Even the world that we experience in a dream seems to us at that time to be essentially the same world that we experience in waking, and this is one of the reasons why while dreaming we assume we are awake. Only when we wake up from a dream are we able to recognise the fact that it was not this waking state but only a dream.

Just as we mistake the dream world to be real so long as we are experiencing it, we mistake this waking world to be real so long as we experience it, because in both these states we experience ourself as a body, as if we were just a small part of the seemingly vast world that we are experiencing. While dreaming, we do not recognise either the world we are perceiving or the body we are experiencing as if it were ourself to be mere creations of our mind. Only after we have woken from the dream are we able to recognise this. Likewise, while experiencing this waking state, we are not able to recognise either the world we are now perceiving or the body we are now experiencing as if it were ourself to be mere creations of our mind. We may doubt their reality and suspect them to be mental creations, but we nevertheless experience them as if they were real.

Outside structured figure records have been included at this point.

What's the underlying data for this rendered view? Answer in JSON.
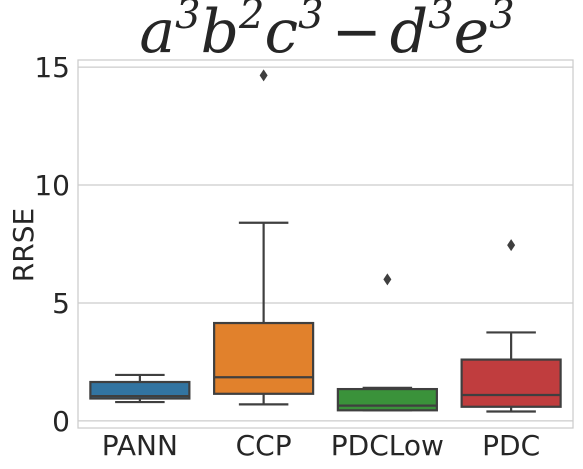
{
  "chart_data": {
    "type": "box",
    "title": {
      "base_a": "a",
      "exp_a": "3",
      "base_b": "b",
      "exp_b": "2",
      "base_c": "c",
      "exp_c": "3",
      "minus": "−",
      "base_d": "d",
      "exp_d": "3",
      "base_e": "e",
      "exp_e": "3"
    },
    "ylabel": "RRSE",
    "xlabel": "",
    "ylim": [
      -0.3,
      15.3
    ],
    "yticks": [
      0,
      5,
      10,
      15
    ],
    "grid": true,
    "categories": [
      "PANN",
      "CCP",
      "PDCLow",
      "PDC"
    ],
    "colors": [
      "#3274a1",
      "#e1812c",
      "#3a923a",
      "#c03d3e"
    ],
    "boxes": [
      {
        "name": "PANN",
        "whisker_low": 0.8,
        "q1": 0.95,
        "median": 1.05,
        "q3": 1.65,
        "whisker_high": 1.95,
        "outliers": []
      },
      {
        "name": "CCP",
        "whisker_low": 0.7,
        "q1": 1.15,
        "median": 1.85,
        "q3": 4.15,
        "whisker_high": 8.4,
        "outliers": [
          14.65
        ]
      },
      {
        "name": "PDCLow",
        "whisker_low": 0.45,
        "q1": 0.45,
        "median": 0.65,
        "q3": 1.35,
        "whisker_high": 1.4,
        "outliers": [
          6.0
        ]
      },
      {
        "name": "PDC",
        "whisker_low": 0.4,
        "q1": 0.6,
        "median": 1.1,
        "q3": 2.6,
        "whisker_high": 3.75,
        "outliers": [
          7.45
        ]
      }
    ]
  }
}
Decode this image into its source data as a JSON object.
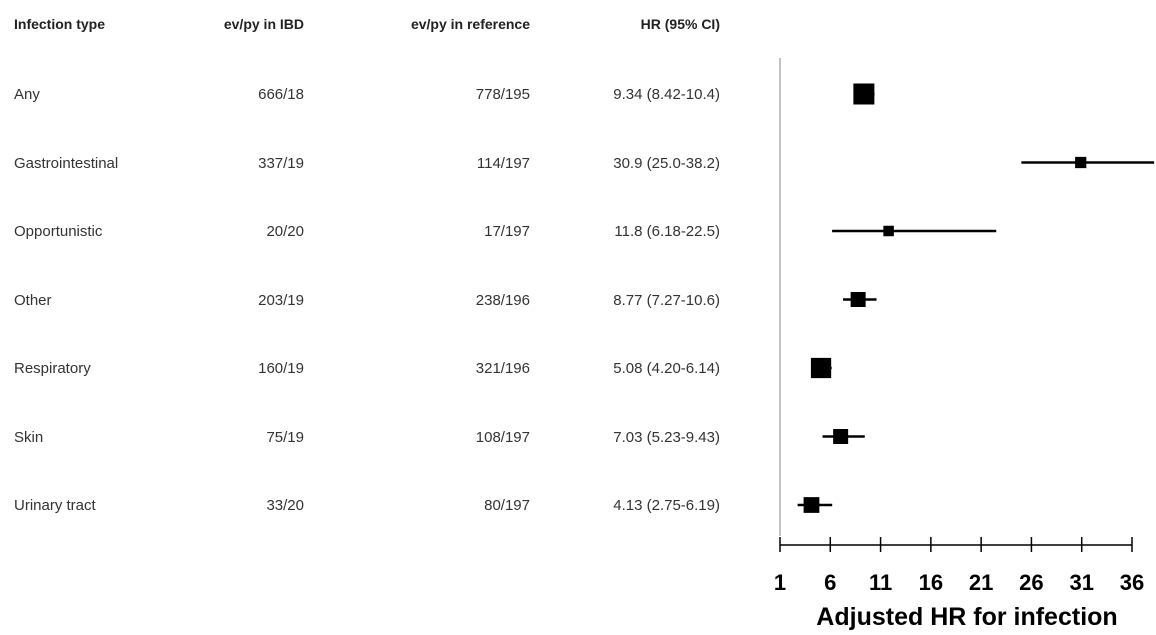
{
  "table": {
    "headers": [
      "Infection type",
      "ev/py in IBD",
      "ev/py in reference",
      "HR (95% CI)"
    ],
    "rows": [
      {
        "type": "Any",
        "ibd": "666/18",
        "ref": "778/195",
        "hr": "9.34 (8.42-10.4)"
      },
      {
        "type": "Gastrointestinal",
        "ibd": "337/19",
        "ref": "114/197",
        "hr": "30.9 (25.0-38.2)"
      },
      {
        "type": "Opportunistic",
        "ibd": "20/20",
        "ref": "17/197",
        "hr": "11.8 (6.18-22.5)"
      },
      {
        "type": "Other",
        "ibd": "203/19",
        "ref": "238/196",
        "hr": "8.77 (7.27-10.6)"
      },
      {
        "type": "Respiratory",
        "ibd": "160/19",
        "ref": "321/196",
        "hr": "5.08 (4.20-6.14)"
      },
      {
        "type": "Skin",
        "ibd": "75/19",
        "ref": "108/197",
        "hr": "7.03 (5.23-9.43)"
      },
      {
        "type": "Urinary tract",
        "ibd": "33/20",
        "ref": "80/197",
        "hr": "4.13 (2.75-6.19)"
      }
    ]
  },
  "chart_data": {
    "type": "scatter",
    "subtype": "forest-plot",
    "xlabel": "Adjusted HR for infection",
    "xticks": [
      1,
      6,
      11,
      16,
      21,
      26,
      31,
      36
    ],
    "xlim": [
      1,
      36
    ],
    "categories": [
      "Any",
      "Gastrointestinal",
      "Opportunistic",
      "Other",
      "Respiratory",
      "Skin",
      "Urinary tract"
    ],
    "estimates": [
      9.34,
      30.9,
      11.8,
      8.77,
      5.08,
      7.03,
      4.13
    ],
    "lower": [
      8.42,
      25.0,
      6.18,
      7.27,
      4.2,
      5.23,
      2.75
    ],
    "upper": [
      10.4,
      38.2,
      22.5,
      10.6,
      6.14,
      9.43,
      6.19
    ],
    "weights": [
      1.0,
      0.35,
      0.3,
      0.6,
      0.95,
      0.6,
      0.65
    ],
    "marker_color": "#000000",
    "grid": false
  }
}
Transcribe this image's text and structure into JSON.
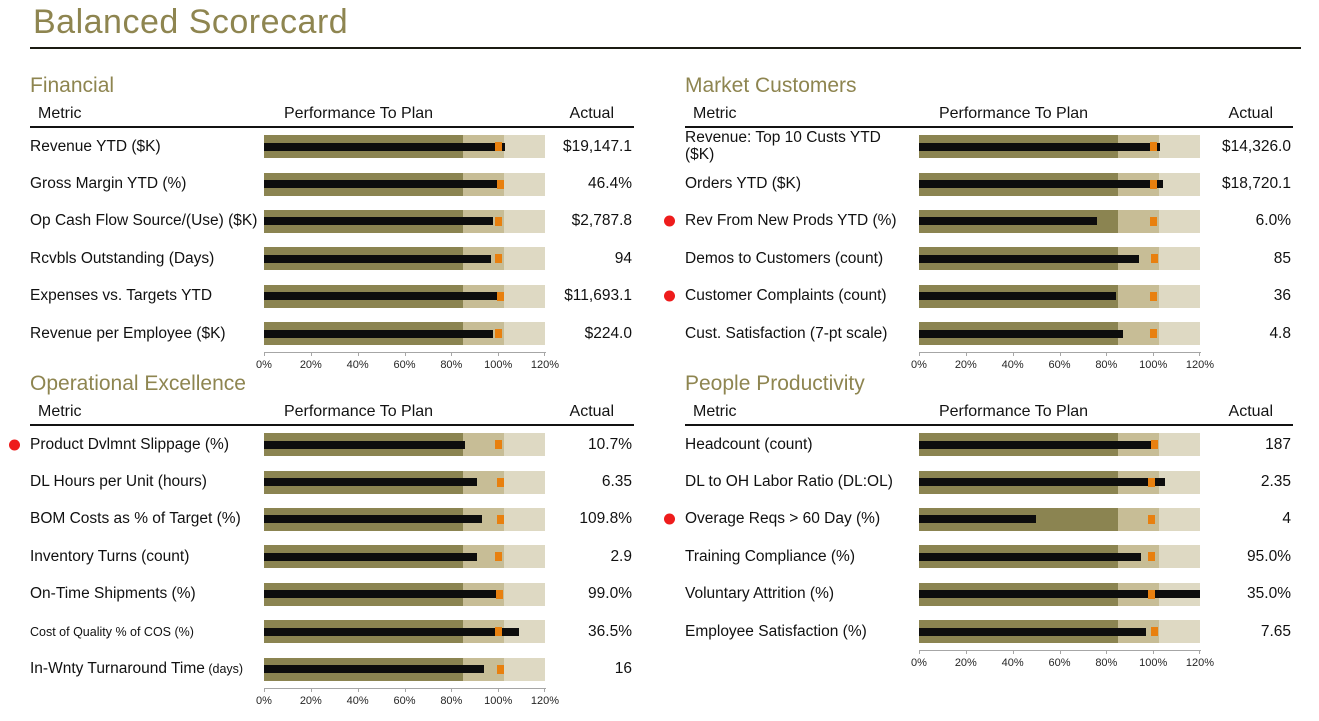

In the same comment that I referred to above Durvasa also wrote: ‘Even in waking state we don’t have any certain knowledge if anything — including ourself — really do exist at all’. However, this is simply not the case. Though we cannot know for certain whether anything other than ourself actually exists (because though such things do seem to exist, they could all be illusions created by our own mind), we do know for certain that we exist, because in order to experience anything, whether real or illusory, we must exist. Our own existence is therefore self-evident, whereas the existence of anything else (including the ego, mind and body that we now mistake to be ourself) is doubtful.

Since our own existence — and our awareness of our existence, which is inseparable from it — alone is certain, Sri Ramana advises us to set aside the idea that anything else is real and to focus all our interest, effort and attention only on trying to experience what we really are. Therefore, since we cannot experience ourself as we really are so long as we are attached to the idea that anything else that we experience is real, he taught us that it is necessary for us to consider our ego, our mind, our body and this world (or any other body or world that we may experience) to be unreal.